Saving the state’s budget: The Republicans’ plan

GOP tackles deficit without burdening state with tax hike

Senate President Bob Burns and House Speaker Kirk Adams

Arizona Republic

June 8, 2009

Arizona’s economy has been severely impacted by the worldwide recession. The recent decline in commercial activity is reflected in the state’s record-setting budget shortfall as demands for government spending continue to outpace the economy’s ability to generate tax revenues.

The original budget signed by former Gov. Janet Napolitano for fiscal 2009 has had to be repaired several times and has left the new governor and state Legislature with severely limited options.

But to govern is to choose. Your elected leaders have chosen carefully and wisely to manage the state’s finances in a manner that prepares government agencies for the near-term realities of the state’s tax collections, while doing no harm to an ailing and fragile economy upon which state government relies.

The budget the legislative majority passed takes necessary action to reduce the size of government. Like employers and households across Arizona, state government has to tighten its belt and prepare for what may very well be a long recession and slow recovery.
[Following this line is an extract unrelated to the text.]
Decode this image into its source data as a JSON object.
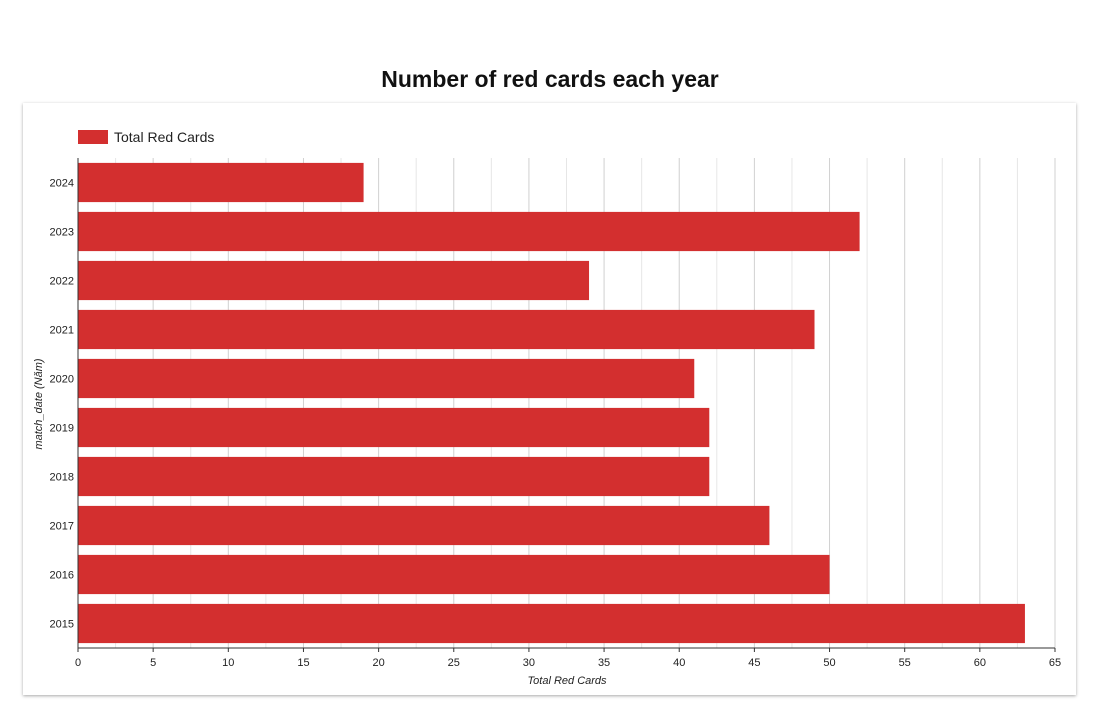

Opponents of the majority budget say it will decimate state services and education. This is simply not true. Our budget tackles the structural deficit without raising taxes, while continuing to fund essential state services and education out of the general fund. Our budget also directs additional funding toward those services and education with federal stimulus dollars.

The legislative-majority budget allows the state to operate at nearly 95 percent of its funding levels from fiscal 2009. Arizona households and employers have already adjusted their spending levels to deal with the poor economy more significantly than 5 percent. Families and businesses have had to do more with less. Government must, too.
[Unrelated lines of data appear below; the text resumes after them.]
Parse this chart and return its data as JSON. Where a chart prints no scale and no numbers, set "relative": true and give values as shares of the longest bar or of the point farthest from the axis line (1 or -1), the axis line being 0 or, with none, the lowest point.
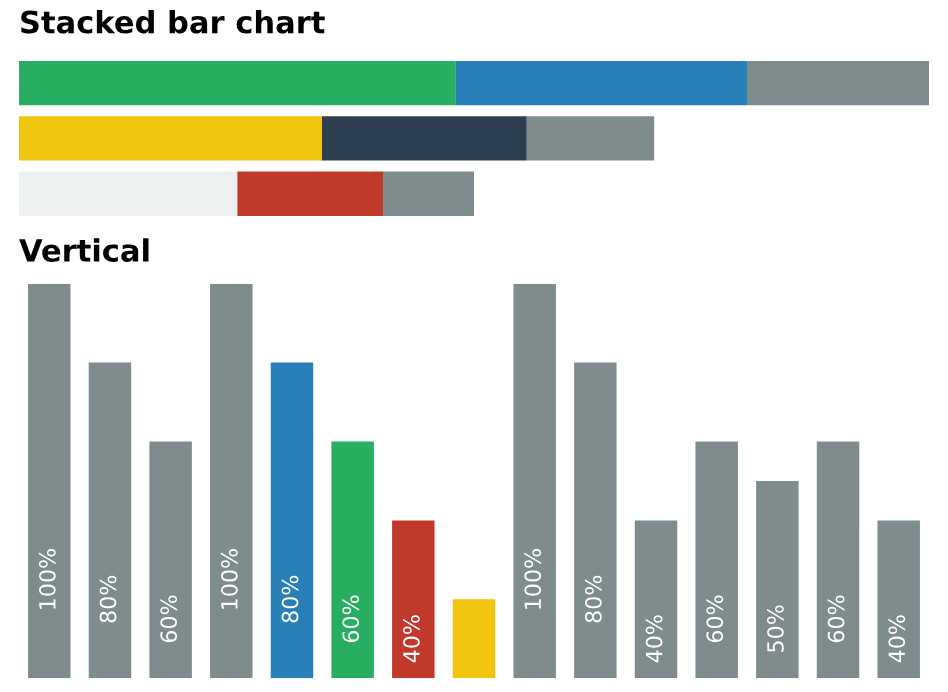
{
  "chart_data": [
    {
      "type": "bar",
      "title": "Stacked bar chart",
      "orientation": "horizontal",
      "stacked": true,
      "relative": true,
      "categories": [
        null,
        null,
        null
      ],
      "series": [
        {
          "colors": [
            "#27ae60",
            "#f1c40f",
            "#ecf0f1"
          ],
          "values": [
            0.48,
            0.333,
            0.24
          ]
        },
        {
          "colors": [
            "#2980b9",
            "#2c3e50",
            "#c0392b"
          ],
          "values": [
            0.32,
            0.225,
            0.16
          ]
        },
        {
          "colors": [
            "#7f8c8d",
            "#7f8c8d",
            "#7f8c8d"
          ],
          "values": [
            0.2,
            0.14,
            0.1
          ]
        }
      ]
    },
    {
      "type": "bar",
      "title": "Vertical",
      "ylim": [
        0,
        100
      ],
      "categories": [
        null,
        null,
        null,
        null,
        null,
        null,
        null,
        null,
        null,
        null,
        null,
        null,
        null,
        null,
        null
      ],
      "values": [
        100,
        80,
        60,
        100,
        80,
        60,
        40,
        20,
        100,
        80,
        40,
        60,
        50,
        60,
        40
      ],
      "colors": [
        "#7f8c8d",
        "#7f8c8d",
        "#7f8c8d",
        "#7f8c8d",
        "#2980b9",
        "#27ae60",
        "#c0392b",
        "#f1c40f",
        "#7f8c8d",
        "#7f8c8d",
        "#7f8c8d",
        "#7f8c8d",
        "#7f8c8d",
        "#7f8c8d",
        "#7f8c8d"
      ],
      "value_labels": [
        "100%",
        "80%",
        "60%",
        "100%",
        "80%",
        "60%",
        "40%",
        null,
        "100%",
        "80%",
        "40%",
        "60%",
        "50%",
        "60%",
        "40%"
      ]
    }
  ]
}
We have taken measured steps toward significant tax reform and improved our potential for recovery by prospectively addressing excessive commercial and agricultural property taxes.
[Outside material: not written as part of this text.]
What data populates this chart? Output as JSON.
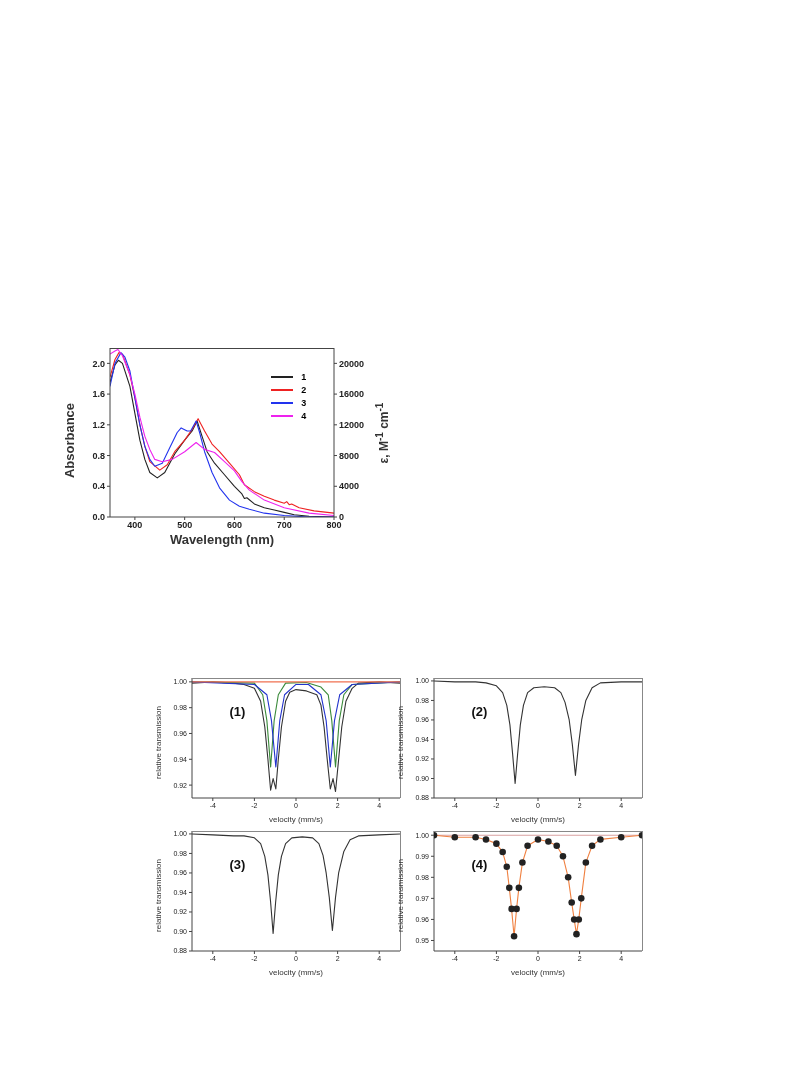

We avoided a property-tax increase that was intentionally programmed to reappear on taxpayers’ property-tax statements this fall. Raising taxes now will only exacerbate the situation, and we find it unconscionable to ask the people of this state to endure a tax increase on top of these already crippling economic times.

Clearly, the state’s deficit has hit historic lows, with only bad and worse solutions to balance the state budget. With so few options, we can learn from California, where voters refused a tax increase to help balance their budget, opting instead for further cuts to government programs.

Or look to Washington state, where they balanced their budget by cutting $4 billion in government spending over two years. In both states – and with a Democratic majority – voters and lawmakers alike recognized new taxes do not solve their budget problems.

We have long contended there have been no easy choices as we balanced this budget, but our solution is the best for Arizona.